To repair the transmission of monetary policy to the real economy, European policy makers must take steps to shore up both sides of banks' balance sheets. This means acting on bank capital instead of just liquidity and funding. Lack of capital, together with economic uncertainty, is the main reason why banks are not lending. We estimate European banks will need to generate more than €200 billion in capital over the next three years to cover bad loans and new regulatory requirements.
First, policy makers should consider tapping the European Stability Mechanism to launch an asset-purchase program similar to the U.S. Federal Reserve's Term Asset-Backed Securities Loan Facility (TALF). This would let them buy out existing bank loans from strong banks that are backed by the ECB. The move would free up bank capital and allow new lending. It would also expose taxpayers to less risk than equity injections, and avoid moral hazard.

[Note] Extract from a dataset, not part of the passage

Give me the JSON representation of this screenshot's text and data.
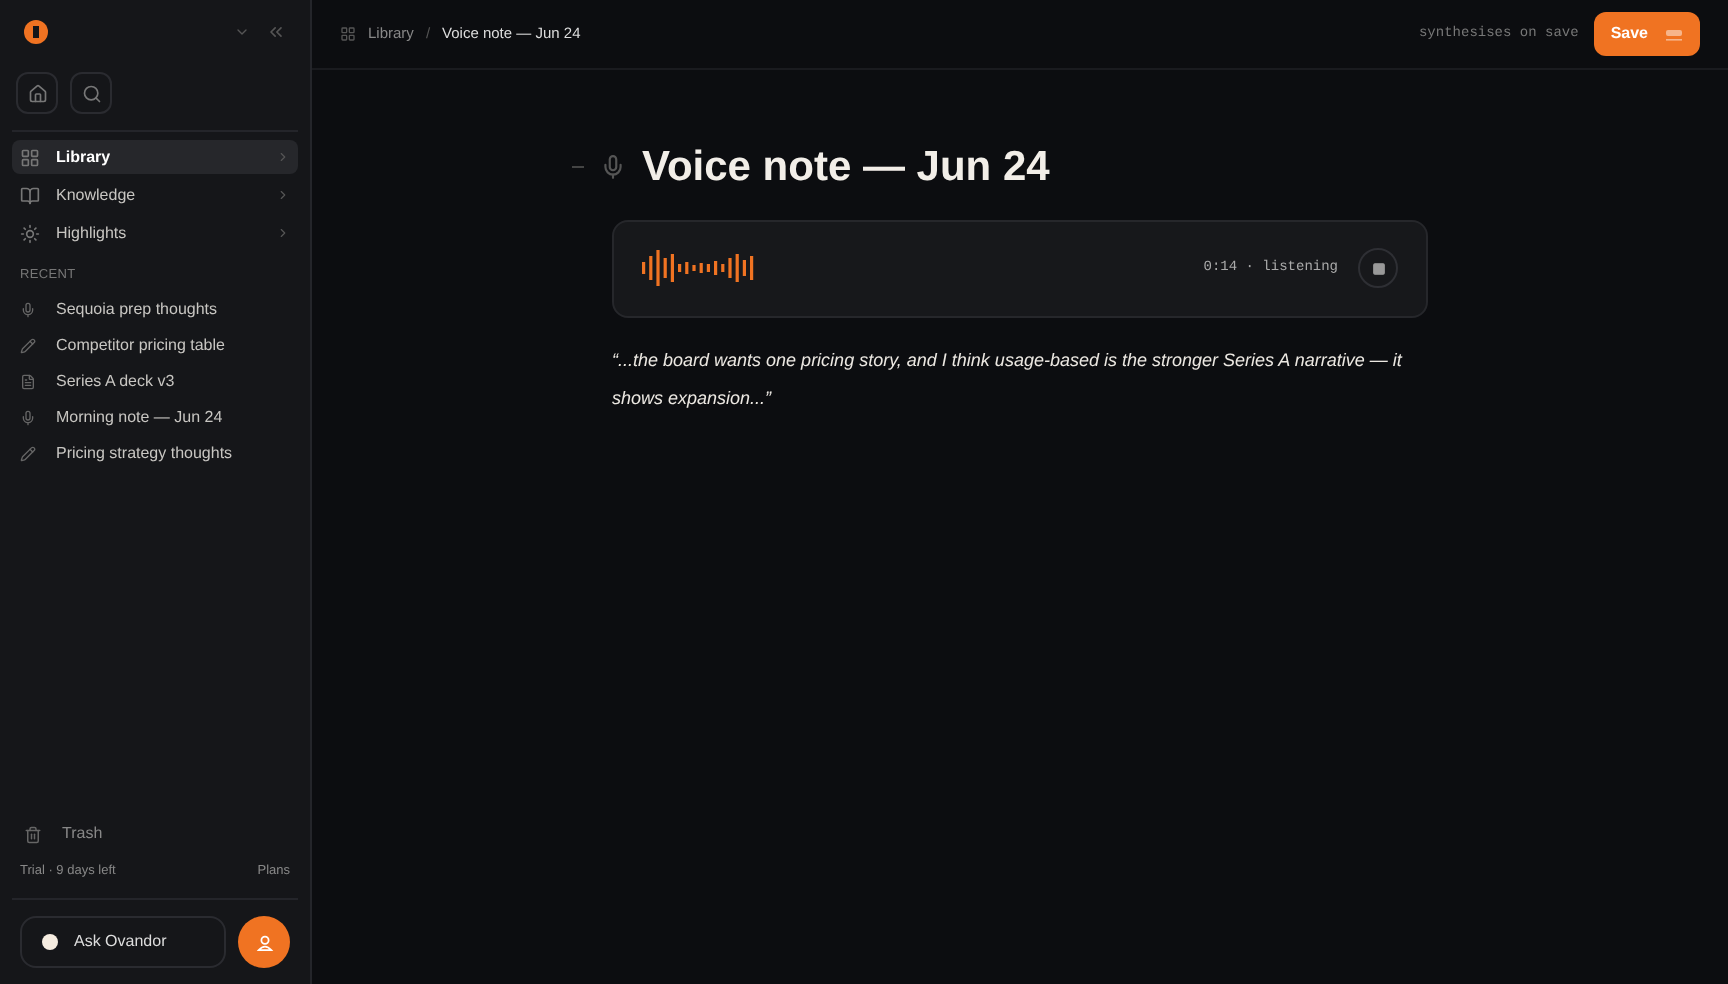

Second, a cross-border deposit guarantee fund should be established to help prevent further capital flight. The liabilities issue is key in the euro zone. Capital and deposit flight from periphery markets cannot be reversed with bond purchases alone. In a currency union without cross-border deposit guarantees, depositors and investors who worry about return on capital will always be tempted to move their money to the safest countries. This starves companies in the periphery countries of vital funding, and makes banks even more dependent on the ECB. Just a few weeks ago, Spanish banks started accessing the Banco de España's "emergency liquidity assistance," the last option after banks have run out of assets to use against regular ECB funding.
A cross-border deposit guarantee fund would prevent capital flight from accelerating. Each country could charge banks a percentage of deposits each year and use the proceeds to cover potential losses across the euro zone. This would require a common bank regulator, as European Commission President José Manuel Barroso has recently suggested.
Such a proposal would need stronger political consensus and would meet resistance in Germany, which is one of the main beneficiaries of deposit flight and a country where many second-tier banks are undercapitalized. But a deposit-guarantee fund would be easier to implement than a full-fledged fiscal union. It would also be necessary to prevent euro-zone banks from being at the mercy of rating agencies and swings in investor sentiment.
Our indicators show that bond-funding costs in periphery euro countries have partly come back in line after the ECB announced its bond-buying plan this month. But loan funding is still diverging, and loans are 90% of credit in Italy and Spain. In other words, ECB purchases of Italian government bonds do not mean that local banks will give Italians a cheaper mortgage.
In addition, the ECB liquidity injections allowed periphery banks to increase their holdings of government paper, further exposing them to sovereign volatility. Banks in the euro-zone core, meanwhile, have retrenched from foreign lending to focus on their domestic markets. The result is that periphery credit markets have become increasingly localized and isolated, quarantined by foreign investors.
Over time, inaction could lead to a slow undoing of Europe's years of economic integration, with periphery countries becoming increasingly cut off from the core. Firms in the periphery countries will suffer from ever-higher funding costs and become forced to sell off foreign assets to raise cash. Eventually the flight of capital becomes the flight of people, as young workers leave their countries for better opportunities elsewhere.
The euro zone needs more than anaesthetic injections of liquidity. By persistently relying on temporary solutions, European leaders only risk making the problem worse. Europe must move quickly to improve bank capital and stop deposit flight. Otherwise, its clock will continue to tick backward.